それから数日後の週末、西多摩郡の払沢の滝に行くことになった。

朝早く起き、晃穂のために昼食を作ることにした。

したが、私は料理をしたことがない。

握り飯ぐらい作れると思ったが、ご飯も炊いたことがない。

炊飯器も家になかった。早くも詰んだ。

オート電化キッチンでご飯を出し、握ることにした。

確か、手を塩水で湿らせご飯を握るんだったか?

脳内ネットで調べると、氷水で手を冷やし、そのあと塩を摘まみ手のひらに塩を広げるらしい。

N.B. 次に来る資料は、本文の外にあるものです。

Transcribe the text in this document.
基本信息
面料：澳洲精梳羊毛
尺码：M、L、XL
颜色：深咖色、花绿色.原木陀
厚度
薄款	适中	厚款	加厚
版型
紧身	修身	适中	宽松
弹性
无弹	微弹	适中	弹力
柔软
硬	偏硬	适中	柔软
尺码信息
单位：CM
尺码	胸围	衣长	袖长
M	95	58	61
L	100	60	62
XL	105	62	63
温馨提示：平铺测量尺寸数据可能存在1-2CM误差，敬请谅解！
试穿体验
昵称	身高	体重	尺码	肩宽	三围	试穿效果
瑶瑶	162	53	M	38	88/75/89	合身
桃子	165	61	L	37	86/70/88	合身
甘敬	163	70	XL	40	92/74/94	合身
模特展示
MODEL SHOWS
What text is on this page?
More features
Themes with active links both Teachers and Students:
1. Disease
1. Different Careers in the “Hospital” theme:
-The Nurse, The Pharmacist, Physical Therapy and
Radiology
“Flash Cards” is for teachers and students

それで、ご飯を握る。冷たい。そして、ご飯は熱かった。

涙目になりながら、ご飯を握る。

こんな簡単な料理もうまくできないのかと、違う意味で泣いた。

歪なおにぎりを6つ作った。私と晃穂、3つずつだ。

本格的な料理できる人は尊敬してしまう。脳裏に雲雀の顔が浮かぶ。

雲雀は本当に偉いな。料理はうまいし、メイドとしても有名だし。

最近考えるのだが、晃穂に対する好きと雲雀に対する好きは何か違うということだ。

やはり、私は晃穂に恋してるのかな?と思う。

少し前なら、誰かのために料理するなんて想像もつかなかった。

まぁ、こんな料理とも言えないおにぎりだけど。晃穂ごめん。

おにぎりとオート電化キッチンで出したおかずを、お弁当箱に詰めて家を出る。

玄関を開けると、ちょうど晃穂が立っていた。

「おはようであります!マコちゃん!」

「おはよう、晃穂。今来たの?」

「そうであります!玄関開けようとしたら、先に開いてビックリしたであります!」

ちょうどいいタイミングだ。

私から腕を絡ませ、晃穂に言った。

「さぁ、修行の旅に出発よ!」

「このマコちゃんノリノリであります!」


腕を組んで歩いて、私は晃穂の体に密着した。